Lorsque j'ai pris la parole à table, j'ai parlé sauvagement, de manière maniaque, en tripotant des canapés et en mangeant de manière hystérique une assiette entière de cerises. J'avais l'impression d'être un méchant de Poe, se cachant dans un somptueux manoir pendant que mon peuple brûlait. Je n'arrêtais pas de le dire. Pendant le long déjeuner, j'ai fumé deux cigarettes ; je n'avais pas fumé une seule cigarette depuis 11 ans.
Tout cela pour dire que je sais à peine où je suis. Je voudrais être chez moi, dans l'Iowa, avec mon épouse et mes animaux, je voudrais être une flaque d'eau dans laquelle ils pourraient tous s'éclabousser avec plaisir.

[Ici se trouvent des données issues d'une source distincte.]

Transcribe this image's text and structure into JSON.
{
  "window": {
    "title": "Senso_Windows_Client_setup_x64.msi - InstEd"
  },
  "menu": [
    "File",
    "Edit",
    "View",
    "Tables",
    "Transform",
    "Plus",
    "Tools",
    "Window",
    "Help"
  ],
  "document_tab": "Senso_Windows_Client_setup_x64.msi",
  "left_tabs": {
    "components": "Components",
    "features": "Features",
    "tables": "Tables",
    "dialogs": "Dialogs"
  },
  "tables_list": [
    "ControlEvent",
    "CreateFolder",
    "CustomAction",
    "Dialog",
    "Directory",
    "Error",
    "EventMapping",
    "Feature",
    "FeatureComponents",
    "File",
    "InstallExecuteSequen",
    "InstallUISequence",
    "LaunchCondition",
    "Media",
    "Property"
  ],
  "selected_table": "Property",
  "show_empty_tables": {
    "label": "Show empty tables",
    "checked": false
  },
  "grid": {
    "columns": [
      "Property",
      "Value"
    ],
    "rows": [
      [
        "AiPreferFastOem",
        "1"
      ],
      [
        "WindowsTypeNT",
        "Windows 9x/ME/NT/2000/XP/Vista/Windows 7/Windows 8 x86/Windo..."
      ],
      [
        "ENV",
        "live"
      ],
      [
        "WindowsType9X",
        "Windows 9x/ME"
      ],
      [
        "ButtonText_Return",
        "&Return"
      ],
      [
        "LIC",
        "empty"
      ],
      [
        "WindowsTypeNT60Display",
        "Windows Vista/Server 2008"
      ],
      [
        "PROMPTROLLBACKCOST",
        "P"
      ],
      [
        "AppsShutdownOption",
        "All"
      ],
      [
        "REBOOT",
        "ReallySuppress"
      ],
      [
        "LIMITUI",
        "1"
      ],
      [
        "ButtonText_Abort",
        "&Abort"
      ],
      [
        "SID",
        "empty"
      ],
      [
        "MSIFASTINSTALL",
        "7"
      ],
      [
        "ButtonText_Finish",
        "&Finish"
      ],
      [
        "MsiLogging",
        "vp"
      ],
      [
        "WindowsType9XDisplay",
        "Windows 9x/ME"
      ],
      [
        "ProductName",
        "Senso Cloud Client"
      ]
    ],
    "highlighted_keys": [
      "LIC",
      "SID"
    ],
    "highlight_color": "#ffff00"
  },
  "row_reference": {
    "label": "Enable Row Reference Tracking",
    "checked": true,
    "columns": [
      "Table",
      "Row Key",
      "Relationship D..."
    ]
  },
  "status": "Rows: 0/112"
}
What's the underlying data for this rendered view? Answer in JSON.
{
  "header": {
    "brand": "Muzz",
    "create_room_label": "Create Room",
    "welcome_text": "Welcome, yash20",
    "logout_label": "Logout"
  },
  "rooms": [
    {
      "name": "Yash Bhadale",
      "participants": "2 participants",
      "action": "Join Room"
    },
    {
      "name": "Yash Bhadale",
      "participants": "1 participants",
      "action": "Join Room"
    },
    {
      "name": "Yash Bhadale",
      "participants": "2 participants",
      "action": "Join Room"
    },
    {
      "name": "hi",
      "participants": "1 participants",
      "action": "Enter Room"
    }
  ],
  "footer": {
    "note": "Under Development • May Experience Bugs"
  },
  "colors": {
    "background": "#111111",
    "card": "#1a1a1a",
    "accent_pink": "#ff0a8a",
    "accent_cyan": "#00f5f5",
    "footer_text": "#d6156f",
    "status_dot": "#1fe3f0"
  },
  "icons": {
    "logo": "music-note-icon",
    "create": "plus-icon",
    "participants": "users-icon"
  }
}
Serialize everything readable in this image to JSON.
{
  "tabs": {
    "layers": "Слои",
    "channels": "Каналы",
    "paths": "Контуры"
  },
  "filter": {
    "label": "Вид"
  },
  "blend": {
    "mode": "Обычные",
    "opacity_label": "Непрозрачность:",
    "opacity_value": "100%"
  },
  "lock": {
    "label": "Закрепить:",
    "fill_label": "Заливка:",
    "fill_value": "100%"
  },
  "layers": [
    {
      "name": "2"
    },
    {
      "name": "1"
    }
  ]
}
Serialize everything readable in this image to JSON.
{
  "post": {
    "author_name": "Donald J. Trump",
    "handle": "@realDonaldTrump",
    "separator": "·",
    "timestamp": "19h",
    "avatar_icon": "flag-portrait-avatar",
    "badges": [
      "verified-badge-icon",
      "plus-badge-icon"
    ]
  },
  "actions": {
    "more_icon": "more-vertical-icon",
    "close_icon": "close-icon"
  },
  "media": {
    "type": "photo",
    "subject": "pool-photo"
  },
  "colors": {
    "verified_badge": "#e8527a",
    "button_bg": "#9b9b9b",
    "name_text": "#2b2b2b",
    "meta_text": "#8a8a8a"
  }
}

J'écris parce qu'au cours de ces heures critiques et brûlantes de l'élaboration des politiques et de la formation de l'opinion, j'ai rencontré très peu de points de vue iraniens dans les grands médias, et encore moins qui nomment les attaques clairement : des attaques violentes de la part d'un État nucléaire activement génocidaire contre un peuple déjà opprimé.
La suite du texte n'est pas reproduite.